The first column is all reduced to 0.

So the determinant.

Equal to 0 also cavity round bi can be directly from the rank of the matrix.

The definition of see. The rank of the matrix is the order of the highest order non-zero.

A rank of 2 and a 3rd order sub is equal to 0

The determinant of an orthogonal matrix is equal to 1 or -1

So |a*| a|^(9-1) =a|^8 = 1.

Column rank is equal to 2

One column can be represented linearly by the remaining two.

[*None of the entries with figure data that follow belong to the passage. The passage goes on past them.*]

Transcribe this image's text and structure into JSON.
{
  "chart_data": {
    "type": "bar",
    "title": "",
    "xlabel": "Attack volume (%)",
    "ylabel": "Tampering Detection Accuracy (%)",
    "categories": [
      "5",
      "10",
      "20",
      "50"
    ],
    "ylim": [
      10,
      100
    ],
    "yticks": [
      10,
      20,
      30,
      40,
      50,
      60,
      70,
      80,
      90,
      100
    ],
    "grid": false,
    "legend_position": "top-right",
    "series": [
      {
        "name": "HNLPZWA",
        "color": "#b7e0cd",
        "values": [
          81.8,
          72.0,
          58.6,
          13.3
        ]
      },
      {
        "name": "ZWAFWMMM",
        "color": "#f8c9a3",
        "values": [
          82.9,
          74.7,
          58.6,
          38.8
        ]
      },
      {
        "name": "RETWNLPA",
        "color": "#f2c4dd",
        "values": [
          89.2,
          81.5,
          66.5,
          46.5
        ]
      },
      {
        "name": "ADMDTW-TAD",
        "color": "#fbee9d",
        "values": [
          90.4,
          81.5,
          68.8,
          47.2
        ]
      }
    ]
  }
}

For example, a1= k2a2+k3a3

Then c1 - k2c2 - k3c3

The first column is all reduced to 0.

So the determinant is equal to 0

It can also be seen directly from the definition of the rank of the matrix.

The rank of the matrix is the order of the highest order non-zero.

A rank of 2 and a 3rd order sub is equal to 0

The rank of the 3rd order square matrix is 2, which means that there are two coincidental formulas of the modified square, 1x1 and 2x2, so there must be a row or column of elements in the square matrix that are all 0

The so-called triangular matrix on the silver hold, that is, a matrix a=(aij), when i>j, there is aij=0The evidence of this topic is as follows: Evidence of grinding potatoes:

Let a=(aij) and b=(bij) be the nth order square of the upper triangle, then >aij=bij=0note c = ab = cij) then cij = ai1b1j+.. when i>jaii-1bi-1j + ai,ibi,..

There are many such matrices, and the following diagram is two examples. The Economic Mathematics team will help you solve the problem, please adopt it in time. Thank you!

Let the matrix sought be a, the unknown quantity in a is x, and the diagonal matrix similar to a is b

1) If x is on the diagonal of a, then tr(a)=tr(b) can directly find x (similar matrix traces are equal);

2) x is anywhere in a, then by |a|=|b|x (the determinant of the similarity matrix is equal) can also be found.